Berlin. Alexander Schweitzer spricht im Interview über eine Kindheit auf dem Schiff und sagt, warum er Olaf Scholz in der Zwickmühle sieht.
Alexander Schweitzer (SPD) tritt in große Fußstapfen: Seit Juli ist er als Nachfolger von Malu Dreyer Ministerpräsident von Rheinland-Pfalz. Im Interview sagt er, wie ihn eine Kindheit auf dem Binnenschiff geprägt hat, was ihn an der Ampel-Regierung in Berlin nervt und wie die SPD jetzt wieder in die Offensive kommen kann.
Ihre Vorgängerin Malu Dreyer war als Ministerpräsidentin bundesweit bekannt. Sie sind der Neue – was müssen die Leute wissen über Alexander Schweitzer?
Alexander Schweitzer: Mein Vater war Binnenschiffer, ich habe die ersten Jahre meines Lebens auf dem Schiff zugebracht. Und ich bin der erste in der Familie, der Abitur gemacht und studiert hat. Gerade weil ich es persönlich erlebt habe, ist mir das Aufstiegsversprechen, das die Demokratie und die soziale Marktwirtschaft bieten, auch politisch wichtig.

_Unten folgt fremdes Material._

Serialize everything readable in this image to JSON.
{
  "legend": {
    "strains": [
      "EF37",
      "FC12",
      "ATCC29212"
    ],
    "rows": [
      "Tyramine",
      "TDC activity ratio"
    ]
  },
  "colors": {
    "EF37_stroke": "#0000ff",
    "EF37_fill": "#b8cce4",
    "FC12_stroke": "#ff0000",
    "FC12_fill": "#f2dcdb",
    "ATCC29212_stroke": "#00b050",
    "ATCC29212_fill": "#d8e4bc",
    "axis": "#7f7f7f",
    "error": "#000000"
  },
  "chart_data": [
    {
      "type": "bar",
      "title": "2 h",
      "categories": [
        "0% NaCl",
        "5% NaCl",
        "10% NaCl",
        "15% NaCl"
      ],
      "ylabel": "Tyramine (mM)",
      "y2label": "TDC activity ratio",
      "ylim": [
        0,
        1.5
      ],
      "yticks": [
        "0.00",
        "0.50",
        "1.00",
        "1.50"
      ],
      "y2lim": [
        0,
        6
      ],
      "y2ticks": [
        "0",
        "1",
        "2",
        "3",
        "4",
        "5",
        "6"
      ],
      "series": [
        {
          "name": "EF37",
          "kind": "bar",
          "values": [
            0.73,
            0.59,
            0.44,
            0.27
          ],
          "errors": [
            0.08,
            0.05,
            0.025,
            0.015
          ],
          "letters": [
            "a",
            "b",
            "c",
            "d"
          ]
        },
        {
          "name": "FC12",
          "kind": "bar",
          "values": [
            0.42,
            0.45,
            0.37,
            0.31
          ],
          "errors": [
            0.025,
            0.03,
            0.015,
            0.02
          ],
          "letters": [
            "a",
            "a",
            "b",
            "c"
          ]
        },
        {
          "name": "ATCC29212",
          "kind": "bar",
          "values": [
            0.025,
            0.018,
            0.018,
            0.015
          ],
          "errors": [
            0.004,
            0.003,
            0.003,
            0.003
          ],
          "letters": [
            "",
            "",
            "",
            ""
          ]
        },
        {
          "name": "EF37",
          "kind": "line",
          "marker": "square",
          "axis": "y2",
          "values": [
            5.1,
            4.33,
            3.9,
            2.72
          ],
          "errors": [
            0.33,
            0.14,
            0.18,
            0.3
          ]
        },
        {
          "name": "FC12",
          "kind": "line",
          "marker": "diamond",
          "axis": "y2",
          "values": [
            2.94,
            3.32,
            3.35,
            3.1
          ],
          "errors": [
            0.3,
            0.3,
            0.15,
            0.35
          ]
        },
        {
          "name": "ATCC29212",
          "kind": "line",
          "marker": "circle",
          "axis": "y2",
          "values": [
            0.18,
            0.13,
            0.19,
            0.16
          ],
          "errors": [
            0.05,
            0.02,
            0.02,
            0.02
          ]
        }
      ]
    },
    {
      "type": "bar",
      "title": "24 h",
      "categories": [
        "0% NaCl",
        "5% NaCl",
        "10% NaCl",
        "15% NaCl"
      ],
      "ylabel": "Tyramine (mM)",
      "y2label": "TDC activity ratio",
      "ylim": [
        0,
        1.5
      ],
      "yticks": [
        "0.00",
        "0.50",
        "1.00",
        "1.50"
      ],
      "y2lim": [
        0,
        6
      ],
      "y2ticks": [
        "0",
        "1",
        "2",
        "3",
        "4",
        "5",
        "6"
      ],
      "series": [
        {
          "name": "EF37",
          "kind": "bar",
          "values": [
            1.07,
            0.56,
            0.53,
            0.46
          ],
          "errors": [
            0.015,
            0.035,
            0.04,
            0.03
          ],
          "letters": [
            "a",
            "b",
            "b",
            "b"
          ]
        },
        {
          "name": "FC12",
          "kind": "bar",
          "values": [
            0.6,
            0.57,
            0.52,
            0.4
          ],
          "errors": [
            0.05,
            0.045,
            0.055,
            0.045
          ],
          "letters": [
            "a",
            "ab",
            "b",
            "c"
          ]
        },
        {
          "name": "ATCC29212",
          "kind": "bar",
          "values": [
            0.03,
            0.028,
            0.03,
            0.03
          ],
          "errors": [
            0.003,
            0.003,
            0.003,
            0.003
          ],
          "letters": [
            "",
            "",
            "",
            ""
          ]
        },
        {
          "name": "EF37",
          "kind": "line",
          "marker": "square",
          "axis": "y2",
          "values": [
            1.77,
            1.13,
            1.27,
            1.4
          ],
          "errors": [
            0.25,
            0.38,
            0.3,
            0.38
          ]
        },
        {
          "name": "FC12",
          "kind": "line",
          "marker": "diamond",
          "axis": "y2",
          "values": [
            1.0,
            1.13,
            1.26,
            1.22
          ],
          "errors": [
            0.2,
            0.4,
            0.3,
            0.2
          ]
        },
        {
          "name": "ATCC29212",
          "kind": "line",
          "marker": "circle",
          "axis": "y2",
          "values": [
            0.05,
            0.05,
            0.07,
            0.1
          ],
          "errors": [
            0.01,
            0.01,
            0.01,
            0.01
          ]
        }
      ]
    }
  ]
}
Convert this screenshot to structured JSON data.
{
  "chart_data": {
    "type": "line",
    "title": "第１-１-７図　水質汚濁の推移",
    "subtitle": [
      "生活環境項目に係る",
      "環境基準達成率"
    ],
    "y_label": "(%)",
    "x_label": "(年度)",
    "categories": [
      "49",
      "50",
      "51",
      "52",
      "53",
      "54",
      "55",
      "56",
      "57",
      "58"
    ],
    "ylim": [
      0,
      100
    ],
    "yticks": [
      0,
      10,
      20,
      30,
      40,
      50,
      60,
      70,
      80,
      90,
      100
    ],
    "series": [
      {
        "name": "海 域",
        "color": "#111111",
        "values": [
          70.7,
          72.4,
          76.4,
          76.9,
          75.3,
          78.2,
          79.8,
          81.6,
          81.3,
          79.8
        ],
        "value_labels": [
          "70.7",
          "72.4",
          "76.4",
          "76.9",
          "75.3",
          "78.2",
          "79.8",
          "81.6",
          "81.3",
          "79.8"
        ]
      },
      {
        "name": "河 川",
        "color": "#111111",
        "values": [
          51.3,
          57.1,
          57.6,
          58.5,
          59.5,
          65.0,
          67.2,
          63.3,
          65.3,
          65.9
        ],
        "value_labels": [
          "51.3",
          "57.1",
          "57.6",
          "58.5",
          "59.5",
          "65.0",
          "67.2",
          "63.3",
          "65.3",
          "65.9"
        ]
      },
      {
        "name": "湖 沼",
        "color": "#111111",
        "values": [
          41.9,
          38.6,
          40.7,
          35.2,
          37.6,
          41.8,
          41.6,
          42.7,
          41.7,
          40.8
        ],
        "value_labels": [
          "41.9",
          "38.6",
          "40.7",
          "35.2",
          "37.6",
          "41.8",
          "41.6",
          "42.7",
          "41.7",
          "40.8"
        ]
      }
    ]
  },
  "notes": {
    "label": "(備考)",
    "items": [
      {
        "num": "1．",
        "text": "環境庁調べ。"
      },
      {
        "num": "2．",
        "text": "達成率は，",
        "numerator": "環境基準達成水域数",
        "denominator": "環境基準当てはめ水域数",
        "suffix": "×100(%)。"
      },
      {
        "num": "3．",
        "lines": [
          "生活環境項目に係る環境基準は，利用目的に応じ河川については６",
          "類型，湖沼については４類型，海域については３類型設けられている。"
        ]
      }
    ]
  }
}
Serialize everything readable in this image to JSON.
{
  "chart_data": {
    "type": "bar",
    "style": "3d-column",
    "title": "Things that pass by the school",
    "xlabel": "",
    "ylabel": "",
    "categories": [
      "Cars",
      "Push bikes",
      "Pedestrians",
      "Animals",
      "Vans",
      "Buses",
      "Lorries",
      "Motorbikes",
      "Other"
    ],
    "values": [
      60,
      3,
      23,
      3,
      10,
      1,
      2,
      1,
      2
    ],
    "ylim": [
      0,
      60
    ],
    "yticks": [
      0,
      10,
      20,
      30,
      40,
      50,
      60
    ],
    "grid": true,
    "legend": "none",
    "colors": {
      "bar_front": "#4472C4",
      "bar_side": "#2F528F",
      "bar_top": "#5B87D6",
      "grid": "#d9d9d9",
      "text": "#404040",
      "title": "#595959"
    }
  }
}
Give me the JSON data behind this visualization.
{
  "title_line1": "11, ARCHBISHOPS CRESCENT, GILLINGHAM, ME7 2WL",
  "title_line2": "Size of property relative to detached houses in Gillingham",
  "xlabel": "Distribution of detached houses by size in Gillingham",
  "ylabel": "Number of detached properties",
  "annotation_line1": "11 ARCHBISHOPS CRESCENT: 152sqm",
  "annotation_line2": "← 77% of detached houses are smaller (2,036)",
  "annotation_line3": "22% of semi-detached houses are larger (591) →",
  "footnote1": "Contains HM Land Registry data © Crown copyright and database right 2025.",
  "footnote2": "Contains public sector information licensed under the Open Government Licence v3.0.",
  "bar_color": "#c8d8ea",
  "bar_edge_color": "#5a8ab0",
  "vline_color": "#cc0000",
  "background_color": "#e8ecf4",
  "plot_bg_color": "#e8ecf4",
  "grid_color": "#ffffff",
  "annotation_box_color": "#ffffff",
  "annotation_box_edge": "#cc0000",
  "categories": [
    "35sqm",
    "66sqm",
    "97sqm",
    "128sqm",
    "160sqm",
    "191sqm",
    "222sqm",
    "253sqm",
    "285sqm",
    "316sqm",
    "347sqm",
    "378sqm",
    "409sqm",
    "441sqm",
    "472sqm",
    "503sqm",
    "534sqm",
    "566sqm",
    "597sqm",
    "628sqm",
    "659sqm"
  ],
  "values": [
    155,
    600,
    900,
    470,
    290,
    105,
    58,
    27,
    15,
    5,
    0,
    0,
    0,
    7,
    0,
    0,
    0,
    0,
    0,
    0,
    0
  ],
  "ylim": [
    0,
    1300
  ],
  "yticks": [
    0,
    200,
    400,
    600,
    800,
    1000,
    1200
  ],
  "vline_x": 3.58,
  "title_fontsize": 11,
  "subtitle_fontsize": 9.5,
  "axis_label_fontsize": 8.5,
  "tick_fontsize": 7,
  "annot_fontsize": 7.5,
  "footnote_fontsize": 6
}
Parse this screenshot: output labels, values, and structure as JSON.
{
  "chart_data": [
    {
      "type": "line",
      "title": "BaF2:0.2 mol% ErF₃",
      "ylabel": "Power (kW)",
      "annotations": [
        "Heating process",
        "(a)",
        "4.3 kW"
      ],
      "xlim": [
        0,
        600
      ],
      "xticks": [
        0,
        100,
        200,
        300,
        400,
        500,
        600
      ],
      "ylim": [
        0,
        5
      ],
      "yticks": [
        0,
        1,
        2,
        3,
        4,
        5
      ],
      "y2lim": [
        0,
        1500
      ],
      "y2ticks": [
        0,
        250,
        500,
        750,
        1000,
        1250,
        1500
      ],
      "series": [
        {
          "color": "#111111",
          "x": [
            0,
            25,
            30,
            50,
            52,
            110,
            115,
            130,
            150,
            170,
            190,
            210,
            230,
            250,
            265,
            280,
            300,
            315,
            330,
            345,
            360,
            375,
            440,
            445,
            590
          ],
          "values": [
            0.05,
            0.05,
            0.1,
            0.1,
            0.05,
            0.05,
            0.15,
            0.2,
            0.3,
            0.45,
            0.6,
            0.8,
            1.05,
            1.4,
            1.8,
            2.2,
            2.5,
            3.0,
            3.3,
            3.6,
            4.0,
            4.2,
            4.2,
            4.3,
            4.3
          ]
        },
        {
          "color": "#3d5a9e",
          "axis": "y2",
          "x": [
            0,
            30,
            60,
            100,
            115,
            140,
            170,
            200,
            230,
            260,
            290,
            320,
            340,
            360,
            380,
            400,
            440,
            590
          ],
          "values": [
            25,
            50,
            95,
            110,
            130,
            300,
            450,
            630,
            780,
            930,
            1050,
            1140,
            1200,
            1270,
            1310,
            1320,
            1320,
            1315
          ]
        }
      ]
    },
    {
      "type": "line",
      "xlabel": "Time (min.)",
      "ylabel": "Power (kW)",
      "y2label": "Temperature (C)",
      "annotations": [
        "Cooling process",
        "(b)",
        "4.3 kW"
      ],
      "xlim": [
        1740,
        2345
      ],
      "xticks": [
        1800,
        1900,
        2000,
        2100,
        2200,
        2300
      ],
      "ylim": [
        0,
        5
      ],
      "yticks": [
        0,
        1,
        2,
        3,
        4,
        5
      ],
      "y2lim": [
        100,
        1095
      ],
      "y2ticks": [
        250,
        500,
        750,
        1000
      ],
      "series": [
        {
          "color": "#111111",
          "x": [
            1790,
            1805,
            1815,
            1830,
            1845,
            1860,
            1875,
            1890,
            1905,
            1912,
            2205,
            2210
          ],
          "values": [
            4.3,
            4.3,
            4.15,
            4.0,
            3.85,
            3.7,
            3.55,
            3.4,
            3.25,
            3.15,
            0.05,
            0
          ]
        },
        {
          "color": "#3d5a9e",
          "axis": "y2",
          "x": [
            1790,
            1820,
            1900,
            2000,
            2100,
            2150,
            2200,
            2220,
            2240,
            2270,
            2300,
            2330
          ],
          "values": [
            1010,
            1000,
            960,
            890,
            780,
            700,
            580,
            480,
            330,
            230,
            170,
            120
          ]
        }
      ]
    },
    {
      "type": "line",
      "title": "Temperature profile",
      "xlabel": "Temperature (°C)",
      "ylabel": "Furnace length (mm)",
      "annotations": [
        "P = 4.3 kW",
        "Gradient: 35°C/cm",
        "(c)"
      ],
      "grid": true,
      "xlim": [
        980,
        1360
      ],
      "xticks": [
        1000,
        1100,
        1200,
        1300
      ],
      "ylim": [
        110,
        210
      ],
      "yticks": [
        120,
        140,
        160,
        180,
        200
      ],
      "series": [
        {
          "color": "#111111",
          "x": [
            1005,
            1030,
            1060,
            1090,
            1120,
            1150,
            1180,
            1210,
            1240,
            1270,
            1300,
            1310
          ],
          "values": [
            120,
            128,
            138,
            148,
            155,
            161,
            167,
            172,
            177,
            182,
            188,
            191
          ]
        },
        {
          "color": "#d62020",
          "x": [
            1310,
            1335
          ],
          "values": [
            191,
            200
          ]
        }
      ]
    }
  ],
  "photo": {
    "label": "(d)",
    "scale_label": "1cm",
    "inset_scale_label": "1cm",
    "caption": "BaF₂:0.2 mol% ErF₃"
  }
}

Wie hat Sie das Aufwachsen auf einem Schiff geprägt?
Heimat und Verwurzelung sind mir sehr wichtig, das ist eine Reaktion auf diese Erfahrung. Und andererseits bin ich sehr offen für Neues, und es macht mir nichts aus, viel unterwegs zu sein. Das ist für den Arbeitsalltag als Politiker hilfreich.
Sie ernähren sich seit Jahren vegan. Warum?
Ich wollte es ausprobieren, ich war neugierig, ob das für mich funktioniert. Das tut es, deswegen bin ich dabeigeblieben. Ich habe gemerkt, man kann sich auch gut ernähren, ohne Tiere zu essen. Aber ich missioniere niemanden. Und ich gehe weiterhin auf Schlachtfeste, weil sich da viele Menschen treffen. Statt Bratwurst essen trinke ich da halt Weinschorle.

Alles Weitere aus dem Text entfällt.